I also find it more than a coincidence that the recent housing price bubble was primarily concentrated in the same places–mainly on the coasts–where the “dot.com” bubble also had its greatest impacts.
If housing supply limits caused by Smart Growth and New Urbanism were to blame, I’d expect some significant run-up in average rents; this DID NOT occur, however.
Smart growth builds oodles of tackey litte apartments and condos to save valuable farmland so that we can pay farmers to not grow crops on said land.
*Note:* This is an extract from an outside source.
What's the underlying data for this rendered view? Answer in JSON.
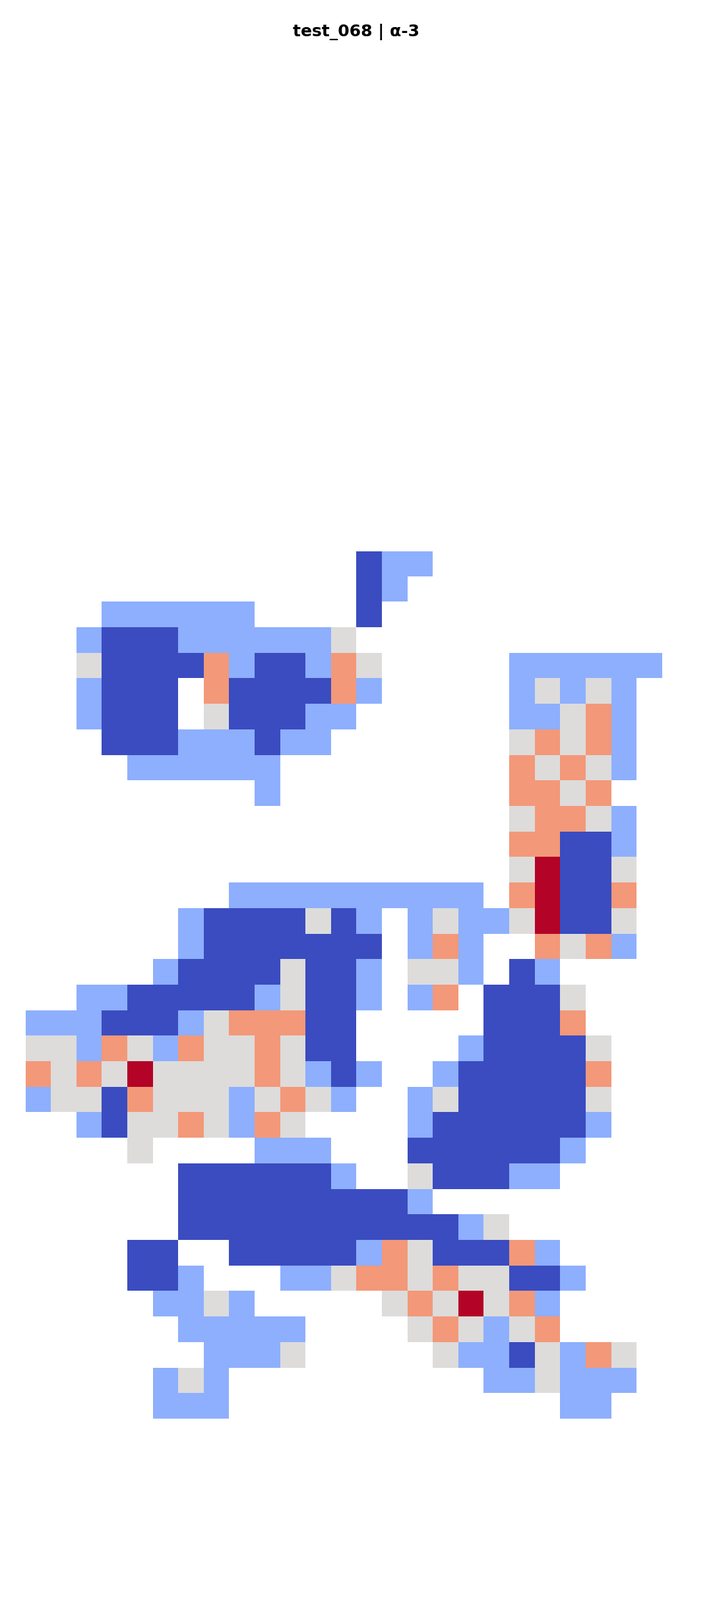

But people want houses which are in short supply due to reserving land to not grow crops on.
Thanks
JK
msetty,
As I said in the post, if you read page 11 of my full report on this, you would know that easy mortgage money did not cause much of the run-up in prices. From 2000 to 2005, cities with little or no growth-management planning saw housing prices increase by 1 to 3 percent per year. Cities with lots of growth-management planning saw prices increase by 5 to 14 percent per year. Since “normal” price increases have been about 1 percent per year, low interest rates were responsible for no more than 20 to 40 percent of the price increases we saw.
Growth management has to do with folks saying ‘the problems associated with fast growth are affecting our QOL – what are you going to do about it?’ and the politicans responding.
The fast growth is due to all those micro factors that Glaeser et al. talk about but some here gloss over.